Step 2: Install RASA and Additional Packages

With the virtual environment activated, install RASA and other necessary packages.

pip install rasa
pip install fastapi uvicorn websockets

Step 3: Initialize and Train the RASA Model

1. Initialize a new RASA project.

rasa init --no-prompt

This command creates a new RASA project with default configurations and sample data.

2. Train the RASA model using the sample data.

rasa train

This command trains the model and saves it in the models directory.

Step 4: Create a FastAPI Server for Real-time Communication

To enable real-time communication with the chatbot, we’ll use FastAPI to create a WebSocket server.

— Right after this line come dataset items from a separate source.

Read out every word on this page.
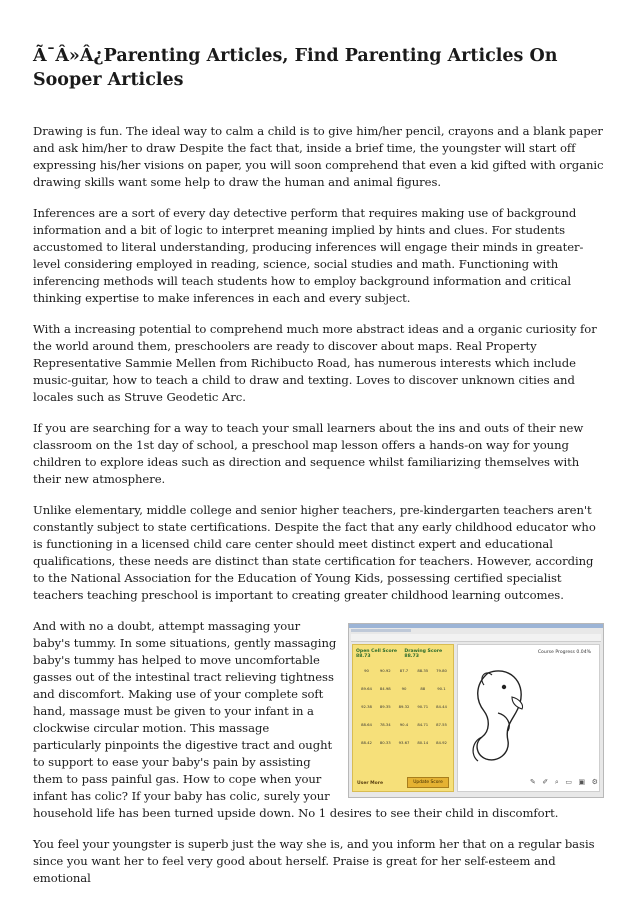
Ã¯Â»Â¿Parenting Articles, Find Parenting Articles On Sooper Articles

Drawing is fun. The ideal way to calm a child is to give him/her pencil, crayons and a blank paper and ask him/her to draw Despite the fact that, inside a brief time, the youngster will start off expressing his/her visions on paper, you will soon comprehend that even a kid gifted with organic drawing skills want some help to draw the human and animal figures.

Inferences are a sort of every day detective perform that requires making use of background information and a bit of logic to interpret meaning implied by hints and clues. For students accustomed to literal understanding, producing inferences will engage their minds in greater-level considering employed in reading, science, social studies and math. Functioning with inferencing methods will teach students how to employ background information and critical thinking expertise to make inferences in each and every subject.

With a increasing potential to comprehend much more abstract ideas and a organic curiosity for the world around them, preschoolers are ready to discover about maps. Real Property Representative Sammie Mellen from Richibucto Road, has numerous interests which include music-guitar, how to teach a child to draw and texting. Loves to discover unknown cities and locales such as Struve Geodetic Arc.

If you are searching for a way to teach your small learners about the ins and outs of their new classroom on the 1st day of school, a preschool map lesson offers a hands-on way for young children to explore ideas such as direction and sequence whilst familiarizing themselves with their new atmosphere.

Unlike elementary, middle college and senior higher teachers, pre-kindergarten teachers aren't constantly subject to state certifications. Despite the fact that any early childhood educator who is functioning in a licensed child care center should meet distinct expert and educational qualifications, these needs are distinct than state certification for teachers. However, according to the National Association for the Education of Young Kids, possessing certified specialist teachers teaching preschool is important to creating greater childhood learning outcomes.

Open Cell Score 88.73
Drawing Score 88.73
90	90.92	87.7	88.35	79.80
89.64	84.98	90	88	90.1
92.38	89.35	89.32	90.71	84.44
88.64	78.34	90.4	84.71	87.55
88.42	80.33	93.67	80.14	84.92
User More	Update Score
Course Progress 0.04%
✎ ✐ ⌕ ▭ ▣ ⚙

And with no a doubt, attempt massaging your baby's tummy. In some situations, gently massaging baby's tummy has helped to move uncomfortable gasses out of the intestinal tract relieving tightness and discomfort. Making use of your complete soft hand, massage must be given to your infant in a clockwise circular motion. This massage particularly pinpoints the digestive tract and ought to support to ease your baby's pain by assisting them to pass painful gas. How to cope when your infant has colic? If your baby has colic, surely your household life has been turned upside down. No 1 desires to see their child in discomfort.

You feel your youngster is superb just the way she is, and you inform her that on a regular basis since you want her to feel very good about herself. Praise is great for her self-esteem and emotional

Create a new file named rasa_server.py:

nano rasa_server.py

Add the following code to the file:

from fastapi import FastAPI, WebSocket
from rasa.core.agent import Agent
from rasa.utils.endpoints import EndpointConfig
import asyncio

# Load the Rasa agent
agent = Agent.load("models", action_endpoint=EndpointConfig(url="http://localhost:5055/webhook"))

app = FastAPI()

# Root endpoint
@app.get("/")
async def root():
    return {"message": "Welcome to the Chatbot Server!"}

@app.websocket("/chat")
async def chat(websocket: WebSocket):
    await websocket.accept()
    while True:
        data = await websocket.receive_text()
        response = await agent.handle_text(data)
        await websocket.send_text(response[0]['text'])

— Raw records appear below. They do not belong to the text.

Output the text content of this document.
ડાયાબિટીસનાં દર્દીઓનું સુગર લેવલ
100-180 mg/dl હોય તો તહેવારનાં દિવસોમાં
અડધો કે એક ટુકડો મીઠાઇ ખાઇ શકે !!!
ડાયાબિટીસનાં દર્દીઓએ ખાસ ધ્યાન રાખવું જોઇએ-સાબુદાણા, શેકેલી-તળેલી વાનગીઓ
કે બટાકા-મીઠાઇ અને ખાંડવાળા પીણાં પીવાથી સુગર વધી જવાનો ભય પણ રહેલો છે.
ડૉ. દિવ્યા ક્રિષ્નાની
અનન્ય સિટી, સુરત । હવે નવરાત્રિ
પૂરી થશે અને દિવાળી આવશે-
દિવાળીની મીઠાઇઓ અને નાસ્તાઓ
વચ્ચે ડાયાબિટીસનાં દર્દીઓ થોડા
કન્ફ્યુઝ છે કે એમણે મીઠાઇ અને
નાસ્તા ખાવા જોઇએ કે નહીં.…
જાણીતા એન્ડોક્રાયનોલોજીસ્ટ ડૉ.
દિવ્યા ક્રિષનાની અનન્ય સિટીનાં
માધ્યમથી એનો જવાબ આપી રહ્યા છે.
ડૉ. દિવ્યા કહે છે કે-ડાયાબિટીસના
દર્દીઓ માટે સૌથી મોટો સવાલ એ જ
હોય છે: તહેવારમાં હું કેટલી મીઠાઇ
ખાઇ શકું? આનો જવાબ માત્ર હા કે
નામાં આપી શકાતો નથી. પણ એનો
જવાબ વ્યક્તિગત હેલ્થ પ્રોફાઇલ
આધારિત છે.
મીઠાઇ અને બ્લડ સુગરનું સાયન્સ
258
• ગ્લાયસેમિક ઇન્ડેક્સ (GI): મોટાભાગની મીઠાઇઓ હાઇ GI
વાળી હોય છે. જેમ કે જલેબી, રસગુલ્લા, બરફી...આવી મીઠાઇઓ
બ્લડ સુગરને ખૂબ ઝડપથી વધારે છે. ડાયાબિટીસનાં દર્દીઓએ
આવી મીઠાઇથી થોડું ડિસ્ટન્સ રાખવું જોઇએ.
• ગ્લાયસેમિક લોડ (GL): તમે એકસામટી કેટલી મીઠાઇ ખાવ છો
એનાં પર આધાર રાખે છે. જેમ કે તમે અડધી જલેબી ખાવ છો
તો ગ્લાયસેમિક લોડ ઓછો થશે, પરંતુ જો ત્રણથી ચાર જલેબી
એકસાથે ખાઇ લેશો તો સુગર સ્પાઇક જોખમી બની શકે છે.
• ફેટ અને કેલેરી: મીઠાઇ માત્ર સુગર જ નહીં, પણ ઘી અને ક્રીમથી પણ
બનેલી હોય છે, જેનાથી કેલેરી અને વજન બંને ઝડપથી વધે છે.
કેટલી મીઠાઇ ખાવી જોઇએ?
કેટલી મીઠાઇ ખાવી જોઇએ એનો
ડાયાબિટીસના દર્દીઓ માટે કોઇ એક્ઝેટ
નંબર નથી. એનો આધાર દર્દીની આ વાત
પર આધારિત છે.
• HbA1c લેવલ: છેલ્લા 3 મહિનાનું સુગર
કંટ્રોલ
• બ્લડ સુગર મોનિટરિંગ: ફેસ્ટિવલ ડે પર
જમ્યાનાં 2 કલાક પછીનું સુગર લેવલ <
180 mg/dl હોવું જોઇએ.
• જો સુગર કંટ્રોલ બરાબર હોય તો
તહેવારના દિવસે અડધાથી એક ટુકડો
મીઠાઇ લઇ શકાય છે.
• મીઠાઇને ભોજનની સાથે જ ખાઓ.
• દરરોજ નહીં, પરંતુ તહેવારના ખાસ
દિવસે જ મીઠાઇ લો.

This script sets up a FastAPI server that loads the RASA model and handles WebSocket connections for real-time chat.

Step 5: Create Custom Actions

Custom actions allow your chatbot to perform specific tasks. Create a new file named actions.py:

nano actions.py

Add the following code to define a custom greeting action:

from rasa_sdk import Action, Tracker
from rasa_sdk.executor import CollectingDispatcher

class ActionGreet(Action):
    def name(self) -> str:
        return "action_greet"

    def run(self, dispatcher: CollectingDispatcher, tracker: Tracker, domain: dict) -> list:
        dispatcher.utter_message(text="Hello! How can I assist you today?")
        return []

Step 6: Run the RASA Action Server and API

Run the RASA action server in the background:

rasa run actions &

Run the RASA API server:

rasa run --enable-api &

Step 7: Start the FastAPI Server

Start the FastAPI server using Uvicorn:

uvicorn rasa_server:app --host 0.0.0.0 --port 8000 --reload &

This command starts the server on 0.0.0.0:8000 with auto-reload enabled.

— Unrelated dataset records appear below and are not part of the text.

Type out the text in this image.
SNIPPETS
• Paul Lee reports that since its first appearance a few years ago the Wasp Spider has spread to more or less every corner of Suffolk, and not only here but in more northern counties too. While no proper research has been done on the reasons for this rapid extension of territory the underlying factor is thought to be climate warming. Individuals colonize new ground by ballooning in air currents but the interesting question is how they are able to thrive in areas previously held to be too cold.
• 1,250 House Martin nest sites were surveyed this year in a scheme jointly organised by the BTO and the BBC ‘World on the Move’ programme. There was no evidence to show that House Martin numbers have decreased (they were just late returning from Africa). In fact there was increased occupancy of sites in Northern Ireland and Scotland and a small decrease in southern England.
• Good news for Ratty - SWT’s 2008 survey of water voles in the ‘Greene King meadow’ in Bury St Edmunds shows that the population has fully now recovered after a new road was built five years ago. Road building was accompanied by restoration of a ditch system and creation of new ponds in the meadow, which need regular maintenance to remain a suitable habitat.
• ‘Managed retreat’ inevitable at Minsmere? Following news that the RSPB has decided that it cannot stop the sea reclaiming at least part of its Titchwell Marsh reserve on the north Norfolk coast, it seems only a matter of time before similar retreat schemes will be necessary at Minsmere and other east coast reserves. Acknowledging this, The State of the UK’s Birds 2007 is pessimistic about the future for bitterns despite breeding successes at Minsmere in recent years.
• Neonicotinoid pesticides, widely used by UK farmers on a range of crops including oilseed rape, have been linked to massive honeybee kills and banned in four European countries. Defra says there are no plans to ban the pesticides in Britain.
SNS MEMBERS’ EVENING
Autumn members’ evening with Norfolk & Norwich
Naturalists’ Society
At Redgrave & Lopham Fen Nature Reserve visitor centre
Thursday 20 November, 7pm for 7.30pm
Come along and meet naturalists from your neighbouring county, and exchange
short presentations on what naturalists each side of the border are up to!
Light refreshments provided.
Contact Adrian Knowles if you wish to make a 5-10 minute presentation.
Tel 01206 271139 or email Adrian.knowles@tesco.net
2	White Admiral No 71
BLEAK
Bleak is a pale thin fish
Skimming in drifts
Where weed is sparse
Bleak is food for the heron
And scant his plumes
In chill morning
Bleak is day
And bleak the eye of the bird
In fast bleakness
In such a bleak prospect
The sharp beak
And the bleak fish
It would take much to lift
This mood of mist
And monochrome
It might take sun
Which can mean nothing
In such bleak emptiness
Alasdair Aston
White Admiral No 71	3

Step 8: Install WebSocat for WebSocket Testing

WebSocat is a command-line tool for testing WebSocket connections. Download and install it:

wget https://github.com/vi/websocat/releases/download/v1.14.0/websocat.x86_64-unknown-linux-musl
mv websocat.x86_64-unknown-linux-musl /usr/bin/websocat
chmod 755 /usr/bin/websocat

Step 9: Test the Chatbot Server

1. Test the Root Endpoint
Ensure the FastAPI server is running by testing the root endpoint:

curl http://localhost:8000

You should see the following response:

INFO:     127.0.0.1:52546 - "GET / HTTP/1.1" 200 OK
{"message":"Welcome to the Chatbot Server!"}

2. Test the WebSocket Connection
Use WebSocat to test the WebSocket connection:

websocat ws://localhost:8000/chat

3. Start a conversation with the chatbot:

> Hello
< Hey! How are you? 
> I am fine. What are you doing?
< I am a bot, powered by Rasa.

Conclusion

You have successfully set up a scalable chatbot using RASA on an Ubuntu 24.04 GPU server. The integration with FastAPI enables real-time communication, making the chatbot suitable for various applications. With additional steps like containerization and orchestration, you can further enhance the scalability and reliability of your chatbot in a production environment.